The arrest of – supposedly – the rest of the gang who killed the famous Maltese investigative journalist Daphne Caruana Galizia in 2017 was “half-good news”, AEJ President Saia Tsaousidou said today. “But not more than that.”

Daphne Caruana Galizia’s blog on political corruption on the island earned her a reputation as a one-woman WikiLeaks. Her murder with a car bomb near her home in 2017 mired Malta’s ruling Labour party in political scandal. Prime minister Joseph Muscat resigned in 2019 over allegations that members of his administration had tried to sabotage the police investigation.

Daphne’s son Matthew, who addressed the AEJ conference in Paris in December 2019 , told the AEJ today “What has happened is a step from no to partial justice.

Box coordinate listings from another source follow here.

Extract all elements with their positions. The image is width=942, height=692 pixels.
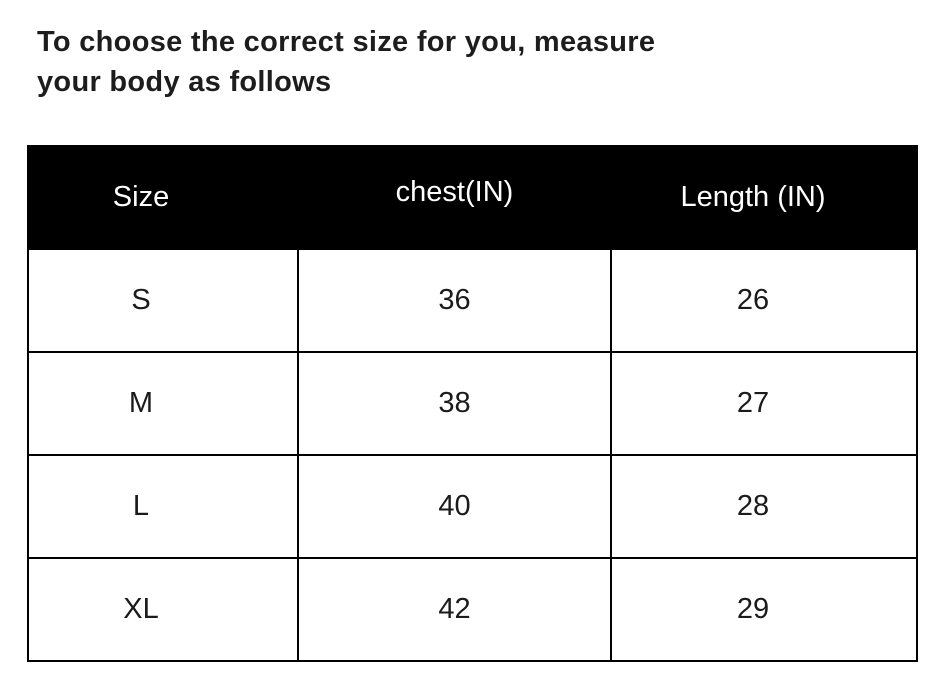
cell-size-l: L [27, 454, 299, 559]
table-row-s: S 36 26 [27, 248, 918, 353]
table-row-l: L 40 28 [27, 454, 918, 559]
cell-length-l: 28 [610, 454, 918, 559]
cell-length-xl: 29 [610, 557, 918, 662]
cell-chest-s: 36 [297, 248, 612, 353]
size-chart-table: Size chest(IN) Length (IN) S 36 26 M 38 … [27, 145, 918, 662]
column-header-length: Length (IN) [610, 145, 918, 250]
column-header-length-label: Length (IN) [680, 181, 826, 213]
cell-length-m: 27 [610, 351, 918, 456]
page-title: To choose the correct size for you, meas… [37, 22, 655, 102]
cell-size-m: M [27, 351, 299, 456]
cell-chest-xl: 42 [297, 557, 612, 662]
page-title-line-2: your body as follows [37, 66, 332, 98]
page-title-line-1: To choose the correct size for you, meas… [37, 26, 656, 58]
cell-size-s: S [27, 248, 299, 353]
cell-size-xl: XL [27, 557, 299, 662]
column-header-chest: chest(IN) [297, 145, 612, 250]
column-header-size-label: Size [112, 181, 170, 213]
cell-length-s: 26 [610, 248, 918, 353]
table-row-m: M 38 27 [27, 351, 918, 456]
cell-chest-l: 40 [297, 454, 612, 559]
column-header-size: Size [27, 145, 299, 250]
table-header-row: Size chest(IN) Length (IN) [27, 145, 918, 250]
column-header-chest-label: chest(IN) [395, 176, 514, 208]
cell-chest-m: 38 [297, 351, 612, 456]
table-row-xl: XL 42 29 [27, 557, 918, 662]
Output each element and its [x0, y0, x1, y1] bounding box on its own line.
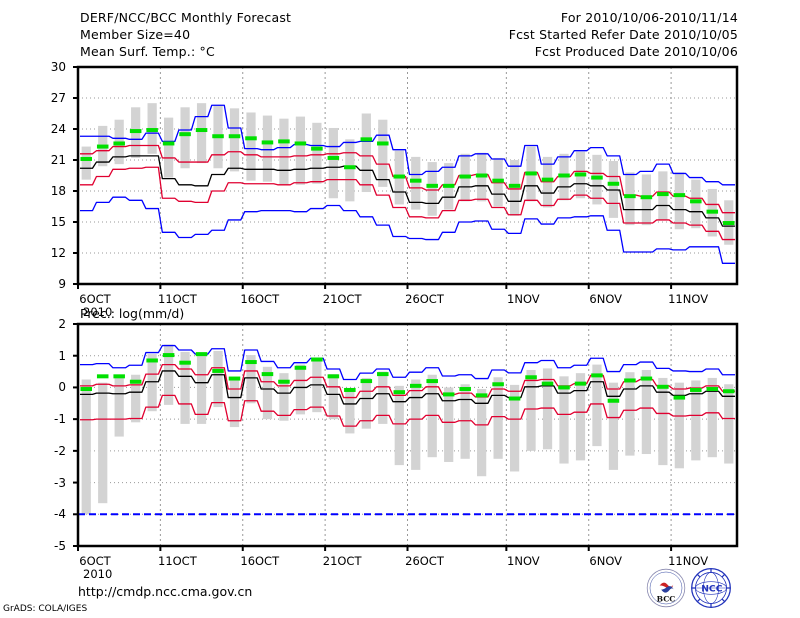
- x-tick-label: 26OCT: [405, 292, 444, 306]
- ncc-logo-icon: NCC: [691, 568, 731, 608]
- forecast-range-label: For 2010/10/06-2010/11/14: [560, 10, 738, 25]
- forecast-produced-date: Fcst Produced Date 2010/10/06: [534, 44, 738, 59]
- x-tick-label: 6OCT: [79, 292, 111, 306]
- x-tick-label: 6NOV: [589, 554, 623, 568]
- x-axis-year-label: 2010: [83, 305, 113, 319]
- forecast-started-date: Fcst Started Refer Date 2010/10/05: [508, 27, 738, 42]
- y-tick-label: 12: [50, 246, 66, 260]
- x-tick-label: 1NOV: [507, 554, 540, 568]
- x-tick-label: 21OCT: [322, 292, 362, 306]
- y-tick-label: 18: [50, 184, 66, 198]
- y-tick-label: 27: [50, 91, 66, 105]
- figure-title: DERF/NCC/BCC Monthly Forecast: [80, 10, 292, 25]
- x-tick-label: 6OCT: [79, 554, 111, 568]
- x-tick-label: 1NOV: [507, 292, 540, 306]
- y-tick-label: 9: [58, 277, 66, 291]
- member-size-label: Member Size=40: [80, 27, 191, 42]
- bcc-logo-text: BCC: [657, 595, 676, 604]
- grads-credit: GrADS: COLA/IGES: [3, 604, 88, 614]
- x-tick-label: 11NOV: [668, 554, 709, 568]
- y-tick-label: 24: [50, 122, 66, 136]
- ncc-logo-text: NCC: [701, 583, 723, 594]
- x-tick-label: 11NOV: [668, 292, 709, 306]
- y-tick-label: -4: [54, 507, 66, 522]
- precipitation-panel-label: Prec.: log(mm/d): [80, 306, 185, 321]
- x-tick-label: 11OCT: [158, 292, 197, 306]
- x-tick-label: 26OCT: [405, 554, 444, 568]
- y-tick-label: 1: [58, 348, 66, 363]
- y-tick-label: 15: [50, 215, 66, 229]
- y-tick-label: 21: [50, 153, 66, 167]
- y-tick-label: -2: [54, 443, 66, 458]
- x-axis-year-label: 2010: [83, 567, 113, 581]
- y-tick-label: -3: [54, 475, 66, 490]
- source-url[interactable]: http://cmdp.ncc.cma.gov.cn: [78, 584, 253, 599]
- y-tick-label: -1: [54, 412, 66, 427]
- x-tick-label: 11OCT: [158, 554, 197, 568]
- x-tick-label: 16OCT: [240, 554, 280, 568]
- temperature-panel-label: Mean Surf. Temp.: °C: [80, 44, 215, 59]
- bcc-logo-icon: BCC: [646, 568, 686, 608]
- y-tick-label: 2: [58, 317, 66, 331]
- x-tick-label: 16OCT: [240, 292, 280, 306]
- y-tick-label: 30: [50, 60, 66, 74]
- x-tick-label: 21OCT: [322, 554, 362, 568]
- y-tick-label: 0: [58, 380, 66, 395]
- y-tick-label: -5: [54, 539, 66, 553]
- x-tick-label: 6NOV: [589, 292, 623, 306]
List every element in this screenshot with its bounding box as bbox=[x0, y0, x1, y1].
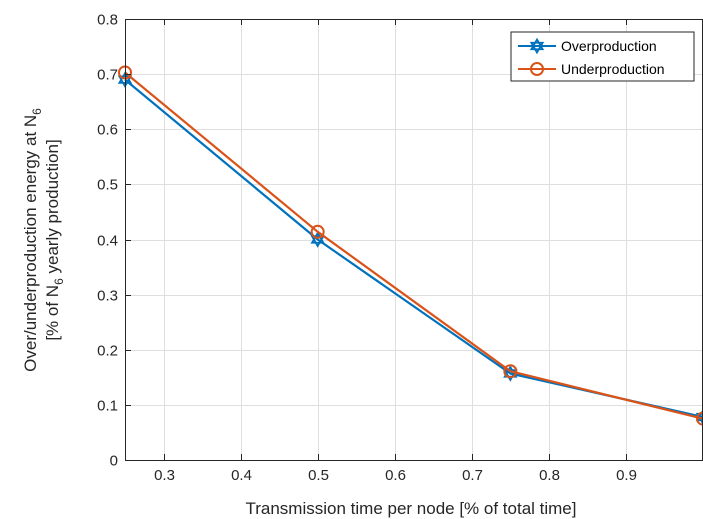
y-tick-label: 0.2 bbox=[97, 343, 118, 360]
series-overproduction bbox=[119, 73, 703, 423]
y-tick-label: 0.7 bbox=[97, 67, 118, 84]
y-tick-label: 0 bbox=[110, 453, 118, 470]
y-tick-label: 0.3 bbox=[97, 288, 118, 305]
y-axis-label-line2: [% of N6 yearly production] bbox=[43, 139, 66, 340]
legend: Overproduction Underproduction bbox=[511, 32, 694, 81]
axis-ticks: 0.3 0.4 0.5 0.6 0.7 0.8 0.9 0 0.1 0.2 0.3 0.4 0.5 0.6… bbox=[97, 12, 637, 485]
series-layer bbox=[119, 66, 703, 424]
legend-label-overproduction: Overproduction bbox=[561, 38, 657, 54]
y-tick-label: 0.4 bbox=[97, 233, 118, 250]
x-tick-label: 0.8 bbox=[539, 467, 560, 484]
y-tick-label: 0.8 bbox=[97, 12, 118, 29]
series-line-overproduction bbox=[125, 80, 703, 417]
y-tick-label: 0.5 bbox=[97, 177, 118, 194]
grid bbox=[125, 19, 703, 460]
series-underproduction bbox=[119, 66, 703, 424]
series-line-underproduction bbox=[125, 73, 703, 419]
x-tick-label: 0.3 bbox=[154, 467, 175, 484]
x-tick-label: 0.5 bbox=[308, 467, 329, 484]
x-tick-label: 0.6 bbox=[385, 467, 406, 484]
x-tick-label: 0.7 bbox=[462, 467, 483, 484]
x-tick-label: 0.4 bbox=[231, 467, 252, 484]
y-axis-label-line1: Over/underproduction energy at N6 bbox=[21, 108, 44, 372]
y-tick-label: 0.6 bbox=[97, 122, 118, 139]
y-tick-label: 0.1 bbox=[97, 398, 118, 415]
legend-entry-underproduction: Underproduction bbox=[518, 61, 665, 77]
x-tick-label: 0.9 bbox=[616, 467, 637, 484]
x-axis-label: Transmission time per node [% of total t… bbox=[245, 499, 576, 518]
legend-label-underproduction: Underproduction bbox=[561, 61, 665, 77]
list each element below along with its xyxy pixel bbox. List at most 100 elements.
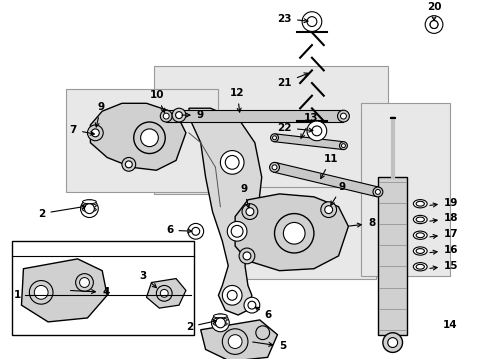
- Text: 2: 2: [38, 205, 85, 219]
- Circle shape: [324, 206, 332, 213]
- Circle shape: [125, 161, 132, 168]
- Circle shape: [222, 285, 242, 305]
- Ellipse shape: [82, 200, 96, 204]
- Circle shape: [272, 136, 276, 140]
- Circle shape: [231, 225, 243, 237]
- Circle shape: [80, 278, 89, 287]
- Circle shape: [122, 157, 136, 171]
- Text: 14: 14: [442, 320, 456, 330]
- Circle shape: [156, 285, 172, 301]
- Ellipse shape: [415, 264, 424, 269]
- Ellipse shape: [415, 233, 424, 238]
- Circle shape: [187, 224, 203, 239]
- Circle shape: [239, 248, 254, 264]
- Circle shape: [424, 16, 442, 33]
- Ellipse shape: [415, 249, 424, 253]
- Circle shape: [227, 291, 237, 300]
- Circle shape: [84, 204, 94, 213]
- Text: 17: 17: [429, 229, 458, 239]
- Circle shape: [227, 221, 246, 241]
- Circle shape: [91, 129, 99, 137]
- Ellipse shape: [412, 262, 427, 271]
- Circle shape: [87, 125, 103, 141]
- Circle shape: [133, 122, 165, 153]
- Circle shape: [175, 112, 182, 118]
- Circle shape: [372, 187, 382, 197]
- Circle shape: [429, 21, 437, 28]
- Circle shape: [387, 338, 397, 347]
- Bar: [12, 241, 193, 335]
- Circle shape: [215, 318, 225, 328]
- Text: 20: 20: [426, 2, 440, 21]
- Text: 6: 6: [255, 307, 271, 320]
- Polygon shape: [228, 187, 375, 279]
- Text: 1: 1: [14, 290, 21, 300]
- Circle shape: [311, 126, 321, 136]
- Circle shape: [306, 121, 326, 141]
- Ellipse shape: [82, 204, 96, 208]
- Circle shape: [76, 274, 93, 291]
- Circle shape: [271, 165, 276, 170]
- Circle shape: [228, 335, 242, 348]
- Circle shape: [225, 156, 239, 169]
- Polygon shape: [200, 320, 277, 360]
- Circle shape: [160, 289, 168, 297]
- Text: 18: 18: [429, 213, 457, 224]
- Polygon shape: [188, 108, 261, 315]
- Circle shape: [172, 108, 185, 122]
- Circle shape: [375, 189, 380, 194]
- Circle shape: [222, 329, 247, 354]
- Circle shape: [255, 326, 269, 339]
- Ellipse shape: [412, 215, 427, 224]
- Circle shape: [191, 228, 199, 235]
- Ellipse shape: [82, 208, 96, 212]
- Text: 9: 9: [182, 110, 203, 120]
- Text: 13: 13: [301, 113, 318, 138]
- Text: 7: 7: [70, 125, 94, 135]
- Polygon shape: [273, 134, 343, 149]
- Ellipse shape: [213, 322, 227, 326]
- Polygon shape: [273, 162, 378, 197]
- Circle shape: [211, 314, 229, 332]
- Circle shape: [34, 285, 48, 299]
- Circle shape: [274, 213, 313, 253]
- Text: 16: 16: [429, 245, 457, 255]
- Ellipse shape: [415, 201, 424, 206]
- Ellipse shape: [415, 217, 424, 222]
- Text: 9: 9: [95, 102, 104, 127]
- Bar: [66, 89, 218, 192]
- Circle shape: [245, 208, 253, 216]
- Circle shape: [337, 110, 348, 122]
- Circle shape: [243, 252, 250, 260]
- Polygon shape: [235, 194, 347, 271]
- Circle shape: [306, 17, 316, 27]
- Bar: [377, 177, 407, 335]
- Circle shape: [29, 280, 53, 304]
- Ellipse shape: [412, 199, 427, 208]
- Circle shape: [141, 129, 158, 147]
- Text: 5: 5: [252, 341, 286, 351]
- Circle shape: [429, 21, 437, 28]
- Circle shape: [341, 144, 345, 148]
- Circle shape: [270, 134, 278, 142]
- Text: 22: 22: [277, 123, 312, 133]
- Ellipse shape: [412, 231, 427, 239]
- Circle shape: [220, 150, 244, 174]
- Bar: [361, 103, 449, 276]
- Text: 3: 3: [140, 271, 156, 288]
- Text: 4: 4: [70, 287, 109, 297]
- Circle shape: [81, 200, 98, 217]
- Circle shape: [302, 12, 321, 31]
- Circle shape: [242, 204, 257, 220]
- Ellipse shape: [213, 314, 227, 318]
- Text: 23: 23: [277, 14, 307, 24]
- Text: 12: 12: [230, 89, 244, 112]
- Circle shape: [340, 113, 346, 119]
- Text: 9: 9: [330, 182, 345, 205]
- Circle shape: [247, 301, 255, 309]
- Text: 8: 8: [348, 219, 375, 228]
- Circle shape: [339, 142, 346, 150]
- Text: 2: 2: [185, 320, 216, 332]
- Circle shape: [382, 333, 402, 352]
- Circle shape: [244, 297, 259, 313]
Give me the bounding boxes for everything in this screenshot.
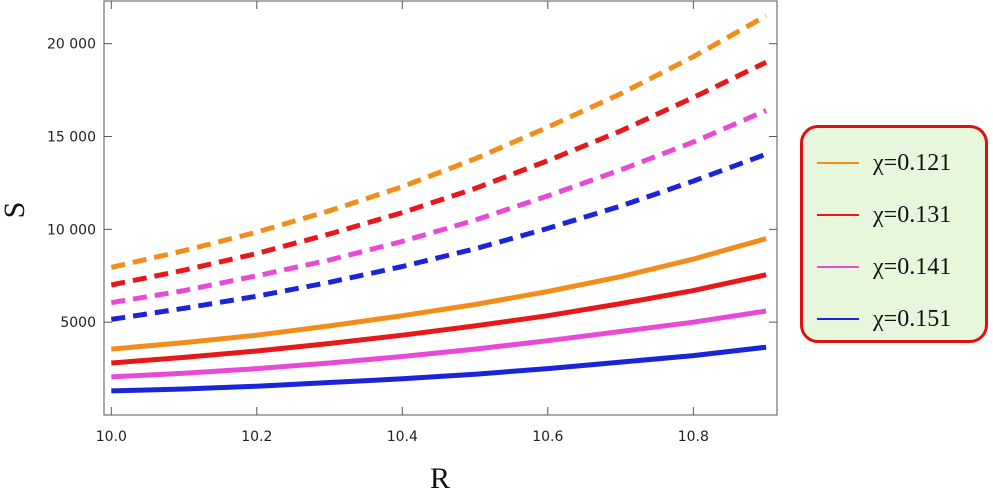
x-axis-label: R <box>430 462 450 490</box>
legend-item: χ=0.121 <box>817 148 951 178</box>
series-line-solid <box>111 272 767 366</box>
tick-layer: 10.0 10.2 10.4 10.6 10.8 5000 10 000 15 000 20 0… <box>47 1 777 445</box>
legend-item: χ=0.151 <box>817 304 951 334</box>
y-tick-label: 10 000 <box>47 222 96 238</box>
x-tick-label: 10.4 <box>387 429 418 445</box>
legend-item: χ=0.141 <box>817 252 951 282</box>
legend-label: χ=0.151 <box>873 305 952 332</box>
legend-swatch <box>817 318 859 320</box>
series-line-dashed <box>110 13 768 270</box>
x-tick-label: 10.6 <box>532 429 563 445</box>
series-layer <box>110 13 768 394</box>
y-tick-label: 20 000 <box>47 37 96 53</box>
series-line-dashed <box>110 60 768 288</box>
x-tick-label: 10.8 <box>678 429 709 445</box>
legend-swatch <box>817 266 859 268</box>
plot-frame <box>103 0 778 416</box>
series-line-solid <box>111 236 767 352</box>
series-line-solid <box>111 344 767 394</box>
legend: χ=0.121 χ=0.131 χ=0.141 χ=0.151 <box>800 125 988 343</box>
legend-item: χ=0.131 <box>817 200 951 230</box>
legend-label: χ=0.121 <box>873 149 952 176</box>
legend-swatch <box>817 162 859 164</box>
y-tick-label: 15 000 <box>47 130 96 146</box>
x-tick-label: 10.0 <box>96 429 127 445</box>
legend-label: χ=0.141 <box>873 253 952 280</box>
y-tick-label: 5000 <box>60 315 96 331</box>
y-axis-label: S <box>0 202 31 219</box>
series-line-dashed <box>110 108 768 306</box>
legend-label: χ=0.131 <box>873 201 952 228</box>
legend-swatch <box>817 214 859 216</box>
x-tick-label: 10.2 <box>241 429 272 445</box>
series-line-solid <box>111 308 767 380</box>
series-line-dashed <box>110 151 767 322</box>
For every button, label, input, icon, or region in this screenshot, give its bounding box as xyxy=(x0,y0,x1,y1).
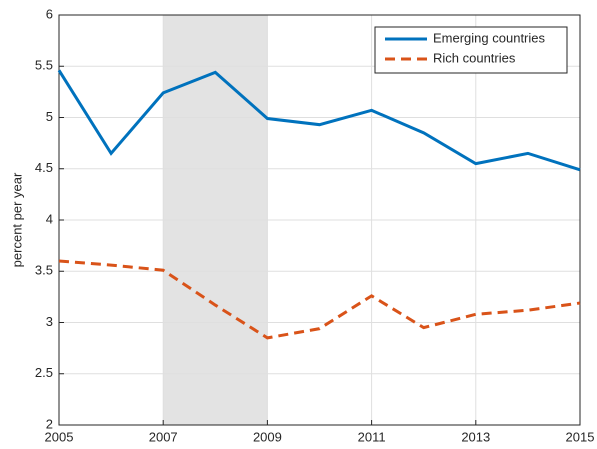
x-tick-label: 2009 xyxy=(253,429,282,444)
legend-label: Emerging countries xyxy=(433,30,545,45)
y-tick-label: 6 xyxy=(46,6,53,21)
series-line xyxy=(57,69,581,172)
x-tick-label: 2013 xyxy=(461,429,490,444)
x-tick-label: 2007 xyxy=(149,429,178,444)
axes-box xyxy=(58,14,581,426)
series-line xyxy=(58,259,581,340)
y-tick-label: 5.5 xyxy=(35,58,53,73)
y-tick-label: 2.5 xyxy=(35,365,53,380)
y-tick-label: 5 xyxy=(46,109,53,124)
x-tick-label: 2015 xyxy=(566,429,595,444)
x-tick-label: 2005 xyxy=(45,429,74,444)
y-axis-label: percent per year xyxy=(9,172,24,267)
y-tick-label: 4 xyxy=(46,211,53,226)
legend-box xyxy=(374,26,568,74)
y-tick-label: 3 xyxy=(46,314,53,329)
y-tick-label: 3.5 xyxy=(35,263,53,278)
y-tick-label: 2 xyxy=(46,416,53,431)
legend-label: Rich countries xyxy=(433,50,516,65)
x-tick-label: 2011 xyxy=(358,429,386,444)
y-tick-label: 4.5 xyxy=(35,160,53,175)
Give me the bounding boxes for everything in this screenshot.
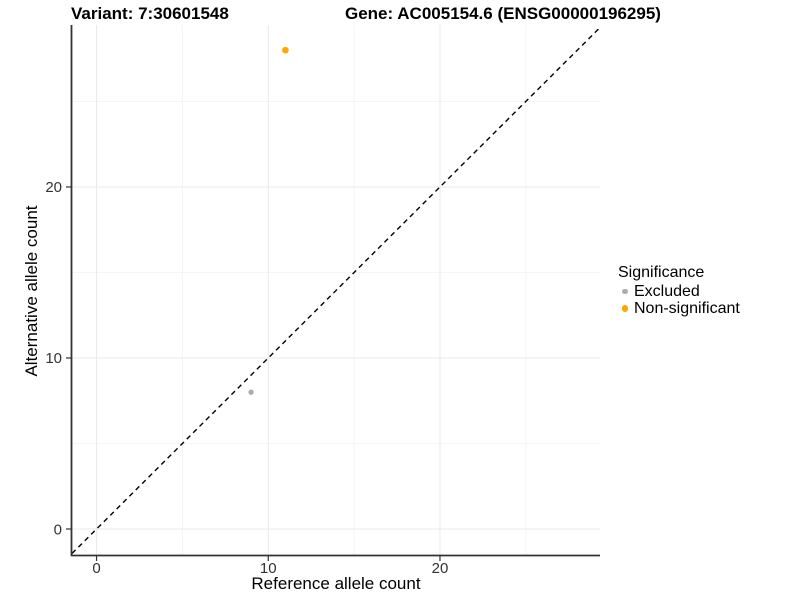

The homicide squad has done a good job, but there are severe problems with Malta’s capacity to fight corruption.”

He went on: “Politicians were heavily involved in corruption, along with the people being prosecuted for murder. My mother’s exposure of that corruption, between government officials and people in business, led directly to her murder. The next step towards full justice is prosecution of those officials for their involvement in high-level corruption is not over,”

Two new suspects were arraigned in Valletta on February 23, and Malta’s national police chief Commissioner Angelo Gafa told the press they, along with the seven who have admitted or been charged with involvement in the murder, meant everyone had been arrested who might have been involved.

The most prominent is property and energy tycoon Yorgen Fenech, who pleads not guilty to organising the murder, and a taxi driver who has already confessed to being the middleman. Fenech was arrested in 2019 as he tried to leave Malta on his yacht. A former friend of the tycoon, Melvin Theuma, is now living in a safe house, under police protection.

At 11 pm on Wednesday night Robert Agius and his associate Jamie Vella pleaded not guilty to complicity in the killing. Vella and Robert’s brother Adrian were also charged with, and denied, involvement in a second murder in 2015, the shooting of a lawyer called Carmel Chircop.

Raids on homes and vehicles belonging to the Agius brothers and Vella uncovered €70,000 in cash, guns, 350g of heroin, and two sachets of cocaine. Europol has been tasked with extracting data from 25 mobile phones and two laptops.